A decisão do Procon-SP foi fundamentada na análise de reclamações registradas por consumidores e nas respostas apresentadas pela própria Enel durante os episódios. De acordo com o órgão, os dados evidenciaram falhas na recomposição do serviço, além de problemas na comunicação com os usuários afetados, especialmente nos casos em que a interrupção ultrapassou 48 horas consecutivas.
Para o Procon-SP, a duração das falhas excede qualquer parâmetro aceitável de continuidade para um serviço essencial, mesmo diante de eventos climáticos severos. O entendimento é de que cabe à concessionária manter planejamento, estrutura operacional e capacidade de resposta compatíveis com a complexidade da rede e com os riscos associados a fenômenos extremos cada vez mais frequentes.
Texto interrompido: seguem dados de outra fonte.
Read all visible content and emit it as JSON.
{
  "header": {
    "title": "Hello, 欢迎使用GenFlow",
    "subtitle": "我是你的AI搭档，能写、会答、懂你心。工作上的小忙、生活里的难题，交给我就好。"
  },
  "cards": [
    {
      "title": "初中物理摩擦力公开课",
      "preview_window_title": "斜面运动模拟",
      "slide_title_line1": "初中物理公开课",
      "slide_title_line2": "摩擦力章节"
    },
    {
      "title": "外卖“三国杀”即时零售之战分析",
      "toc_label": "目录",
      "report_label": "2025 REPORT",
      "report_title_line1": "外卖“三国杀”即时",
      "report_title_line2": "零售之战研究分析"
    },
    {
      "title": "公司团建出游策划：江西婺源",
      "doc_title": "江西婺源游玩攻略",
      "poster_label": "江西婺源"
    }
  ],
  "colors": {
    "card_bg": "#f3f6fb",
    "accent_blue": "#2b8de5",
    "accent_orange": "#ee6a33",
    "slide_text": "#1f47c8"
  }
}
A multa tem como base o Artigo 22 do Código de Defesa do Consumidor (CDC), que obriga concessionárias a fornecer serviços adequados, eficientes, seguros e contínuos. O órgão ressaltou que a obrigação de continuidade inclui não apenas a operação em condições normais, mas também a gestão de crises e a mitigação de impactos em situações excepcionais.
A reincidência da Enel pesou na definição do valor da penalidade. Desde 2019, quando assumiu a concessão, a distribuidora já foi autuada nove vezes pelo Procon-SP por falhas na prestação do serviço. O montante de R$ 14,7 milhões foi calculado com base nos critérios previstos no Artigo 56 do CDC, considerando a gravidade da infração, o impacto coletivo e a capacidade econômica da empresa.
Além da multa, o Procon-SP informou que continuam em análise outros procedimentos relacionados ao atendimento da Enel durante os apagões. Reclamações envolvendo dificuldade de acesso aos canais de comunicação, informações inconsistentes e falta de previsibilidade sobre o restabelecimento do serviço podem resultar em novas medidas administrativas.
Enel revê dados de apagão e admite impacto em 4,4 milhões de clientes
A pressão sobre a concessionária aumentou após a Enel informar à Agência Nacional de Energia Elétrica (Aneel) que o apagão provocado pelo ciclone extratropical de dezembro afetou, ao todo, 4,4 milhões de clientes — o dobro do número inicialmente reportado ao regulador. A correção ampliou a dimensão do evento e reforçou o escrutínio sobre a transparência e a gestão da crise pela distribuidora.
Em documento enviado à Aneel, a Enel afirmou que o dado inicialmente divulgado considerava apenas o pico simultâneo de consumidores sem energia, enquanto o número revisado inclui o total acumulado de clientes impactados ao longo de todo o período da contingência. A empresa reconheceu que a diferença é significativa e atribuiu o erro à metodologia adotada na comunicação inicial.
Segundo a concessionária, o ciclone gerou uma dinâmica operacional complexa, com desligamentos sucessivos em diferentes pontos da rede. Enquanto equipes atuavam na recomposição do fornecimento em algumas áreas, novas rajadas de vento provocavam falhas em outras regiões, dificultando a consolidação imediata das informações.
Durante o período crítico, a Enel mobilizou entre 1.409 e 1.775 equipes de campo, priorizando as operações diurnas por questões de segurança. Ainda assim, a demora no restabelecimento da energia em diversos bairros gerou forte insatisfação entre consumidores, além de reações de autoridades municipais e estaduais.
A soma da multa aplicada pelo Procon-SP, da revisão dos números do apagão e da reincidência de falhas reforça o debate sobre a qualidade do serviço prestado pela Enel e intensifica a pressão regulatória sobre a concessionária em um cenário de eventos climáticos extremos cada vez mais frequentes.